In the name of privacy, I have changed the names of the men I did not marry. But there is no point in changing the names of my ex-husbands, as my readers probably know their names anyway.
I received my first marriage proposal when I was 16. As a person who was unable to say “no” to anything, I accepted it. Luckily, we were not allowed to get married until I was 18, the legal marriage age in the USSR, and by that time we broke up.
To my next proposal, from Sasha, I still couldn’t say “no”, and ended up marrying him. The fact that I was hoping to divorce him before I got married at 19 shows that I should have devoted more effort in learning to say “no”. I decided to divorce him within the first year.
My next proposal came from Andrey, I said yes, with every intention of living with Andrey forever. We married when I was 22 and he divorced me when I was 29.
After I recovered from my second divorce, I had a fling with an old friend, Sam, who was visiting Moscow on his way to immigrate to Israel.
Sam proposed to me in a letter that was sent from the train he took from the USSR to Israel. At that point I realized I had a problem with saying “no”. The idea of marrying Sam seemed premature and very risky. I didn’t want to say yes. I should have said no, but Sam didn’t have a return address, so I didn’t say anything.

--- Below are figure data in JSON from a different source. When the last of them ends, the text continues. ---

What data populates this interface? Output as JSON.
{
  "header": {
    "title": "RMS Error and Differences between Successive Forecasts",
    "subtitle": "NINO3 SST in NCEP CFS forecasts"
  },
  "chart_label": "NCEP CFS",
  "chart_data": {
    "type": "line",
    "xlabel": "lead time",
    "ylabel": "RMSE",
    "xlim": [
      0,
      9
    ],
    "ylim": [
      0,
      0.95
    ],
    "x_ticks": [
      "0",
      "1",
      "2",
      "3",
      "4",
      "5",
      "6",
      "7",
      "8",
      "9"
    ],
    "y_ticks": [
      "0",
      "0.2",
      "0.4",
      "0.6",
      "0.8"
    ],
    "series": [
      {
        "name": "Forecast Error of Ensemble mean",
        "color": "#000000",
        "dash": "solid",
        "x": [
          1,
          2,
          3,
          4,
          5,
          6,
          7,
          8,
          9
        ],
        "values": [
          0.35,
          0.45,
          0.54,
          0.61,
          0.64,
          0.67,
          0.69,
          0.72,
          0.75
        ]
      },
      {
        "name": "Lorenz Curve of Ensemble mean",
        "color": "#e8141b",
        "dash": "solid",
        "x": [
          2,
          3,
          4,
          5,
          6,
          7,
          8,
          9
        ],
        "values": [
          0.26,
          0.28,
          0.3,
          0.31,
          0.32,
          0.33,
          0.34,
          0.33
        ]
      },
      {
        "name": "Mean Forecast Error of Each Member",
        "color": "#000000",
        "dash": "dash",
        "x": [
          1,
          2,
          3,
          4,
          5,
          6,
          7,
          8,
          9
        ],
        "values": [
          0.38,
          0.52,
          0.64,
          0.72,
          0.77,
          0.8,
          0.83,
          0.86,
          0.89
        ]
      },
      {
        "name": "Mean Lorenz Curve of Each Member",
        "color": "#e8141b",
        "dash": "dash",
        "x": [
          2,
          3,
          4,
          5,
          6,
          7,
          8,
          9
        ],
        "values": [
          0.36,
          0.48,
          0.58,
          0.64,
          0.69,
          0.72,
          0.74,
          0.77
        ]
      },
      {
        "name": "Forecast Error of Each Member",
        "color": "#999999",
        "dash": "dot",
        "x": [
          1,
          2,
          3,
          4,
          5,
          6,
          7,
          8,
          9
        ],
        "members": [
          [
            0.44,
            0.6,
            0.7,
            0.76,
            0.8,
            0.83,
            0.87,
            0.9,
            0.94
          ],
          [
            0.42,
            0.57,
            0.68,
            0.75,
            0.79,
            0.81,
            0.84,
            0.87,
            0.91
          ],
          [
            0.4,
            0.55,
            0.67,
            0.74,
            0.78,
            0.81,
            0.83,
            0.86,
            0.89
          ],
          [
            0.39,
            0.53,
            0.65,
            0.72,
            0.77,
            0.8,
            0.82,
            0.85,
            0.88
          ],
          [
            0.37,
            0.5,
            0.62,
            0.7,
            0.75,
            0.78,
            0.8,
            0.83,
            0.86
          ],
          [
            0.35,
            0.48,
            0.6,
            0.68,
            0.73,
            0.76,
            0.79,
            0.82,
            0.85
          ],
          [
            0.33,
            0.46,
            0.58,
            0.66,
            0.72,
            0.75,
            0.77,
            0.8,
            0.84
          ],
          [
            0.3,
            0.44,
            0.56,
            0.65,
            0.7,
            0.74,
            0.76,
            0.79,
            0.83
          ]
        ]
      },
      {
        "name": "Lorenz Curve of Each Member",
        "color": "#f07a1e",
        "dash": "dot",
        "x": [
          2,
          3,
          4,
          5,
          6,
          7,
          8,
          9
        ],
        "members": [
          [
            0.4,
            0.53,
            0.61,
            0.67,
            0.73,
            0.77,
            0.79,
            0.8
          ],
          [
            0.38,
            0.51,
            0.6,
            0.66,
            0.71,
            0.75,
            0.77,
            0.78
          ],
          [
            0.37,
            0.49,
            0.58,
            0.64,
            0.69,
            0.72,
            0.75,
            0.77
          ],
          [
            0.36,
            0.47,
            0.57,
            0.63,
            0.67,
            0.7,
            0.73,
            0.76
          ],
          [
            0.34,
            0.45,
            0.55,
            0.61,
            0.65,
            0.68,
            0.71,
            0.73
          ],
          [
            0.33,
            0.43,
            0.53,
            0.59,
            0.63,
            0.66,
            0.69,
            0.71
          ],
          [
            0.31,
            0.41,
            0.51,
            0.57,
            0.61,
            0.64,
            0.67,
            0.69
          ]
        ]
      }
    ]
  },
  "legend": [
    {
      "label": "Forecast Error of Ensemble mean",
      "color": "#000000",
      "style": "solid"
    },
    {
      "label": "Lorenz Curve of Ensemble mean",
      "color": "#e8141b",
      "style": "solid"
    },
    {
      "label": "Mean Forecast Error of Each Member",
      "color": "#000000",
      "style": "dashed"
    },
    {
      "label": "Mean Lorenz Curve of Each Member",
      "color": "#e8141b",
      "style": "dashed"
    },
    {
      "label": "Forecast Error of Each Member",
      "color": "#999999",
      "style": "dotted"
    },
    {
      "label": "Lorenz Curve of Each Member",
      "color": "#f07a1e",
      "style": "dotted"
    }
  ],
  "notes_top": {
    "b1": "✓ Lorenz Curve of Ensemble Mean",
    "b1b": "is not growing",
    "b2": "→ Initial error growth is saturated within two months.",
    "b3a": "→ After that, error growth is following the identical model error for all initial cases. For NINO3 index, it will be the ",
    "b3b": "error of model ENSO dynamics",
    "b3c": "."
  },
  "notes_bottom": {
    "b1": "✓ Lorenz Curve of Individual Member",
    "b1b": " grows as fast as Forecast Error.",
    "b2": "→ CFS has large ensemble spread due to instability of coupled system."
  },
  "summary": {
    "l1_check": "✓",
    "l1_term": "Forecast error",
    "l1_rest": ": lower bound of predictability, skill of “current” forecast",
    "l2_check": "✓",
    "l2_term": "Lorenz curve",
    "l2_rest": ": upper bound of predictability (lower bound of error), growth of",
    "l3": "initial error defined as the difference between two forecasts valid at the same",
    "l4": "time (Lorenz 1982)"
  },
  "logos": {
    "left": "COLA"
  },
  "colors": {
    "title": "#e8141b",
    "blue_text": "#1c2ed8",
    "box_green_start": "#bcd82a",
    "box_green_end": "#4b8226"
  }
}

That same year I received a phone call from Joseph. Joseph was an old friend who lived in the US, and I hadn’t seen or heard from him for ten years. He invited me to visit him in the US and then proposed to me the day after my arrival. The idea of marrying Joseph seemed premature and very risky, but in my heart it felt absolutely right. I said yes, and I wanted to say yes.
I was very glad that I hadn’t promised anything to Sam. But I felt uncomfortable. So even before I called my mother to notify her of my marriage plans, I located Sam in Israel and called him to tell him that I had accepted a marriage proposal from Joseph. I needed to consent to marry someone else as a way of saying “no” to Sam.
After I married Joseph, I came back to Russia to do all the paperwork and pick up my son, Alexey for our move to the US. There I met Victor. I wasn’t flirting with Victor and was completely disinterested. So his proposal came as a total surprise. That was the time I realized that I had a monumental problem with saying “no”. I had to say “no” to Victor, but I couldn’t force myself to pronounce the word. Here is our dialogue as I remember it:
- Me: I can’t marry you, I am already married.
- Victor: I am sure it’s a fictitious marriage; you just want to move to the USA.
- Me: That’s not true. It’s a real marriage.
- Victor: If it were a fictitious marriage, you wouldn’t admit it. So, it’s a fictitious marriage. My proposal stands.
My sincere attempt at saying “no” didn’t work. I moved to the US to live with Joseph and I soon got pregnant. Victor was the first person on my list to notify — another rather roundabout way to reject a proposal.
The marriage lasted eight years. Sometime after I divorced Joseph, I met Evan who invited me on a couple of dates. I wasn’t sure I wanted to get involved with him. But he proposed and got my attention. I was single and available, though I had my doubts about him.
Evan mentioned that he had royal blood. So I decided to act like a princess. I gave him a puzzle:
I have two coins that together make 15 cents. One of them is not a nickel. What are my coins?
He didn’t solve it. In and of itself, that wouldn’t be a reason to reject a guy. But Evan didn’t even understand my explanation, despite the fact that he was a systems administrator. A systems administrator who doesn’t get logic is a definite turn-off.
So I said “no”! That was my first “no” and I have mathematics to thank.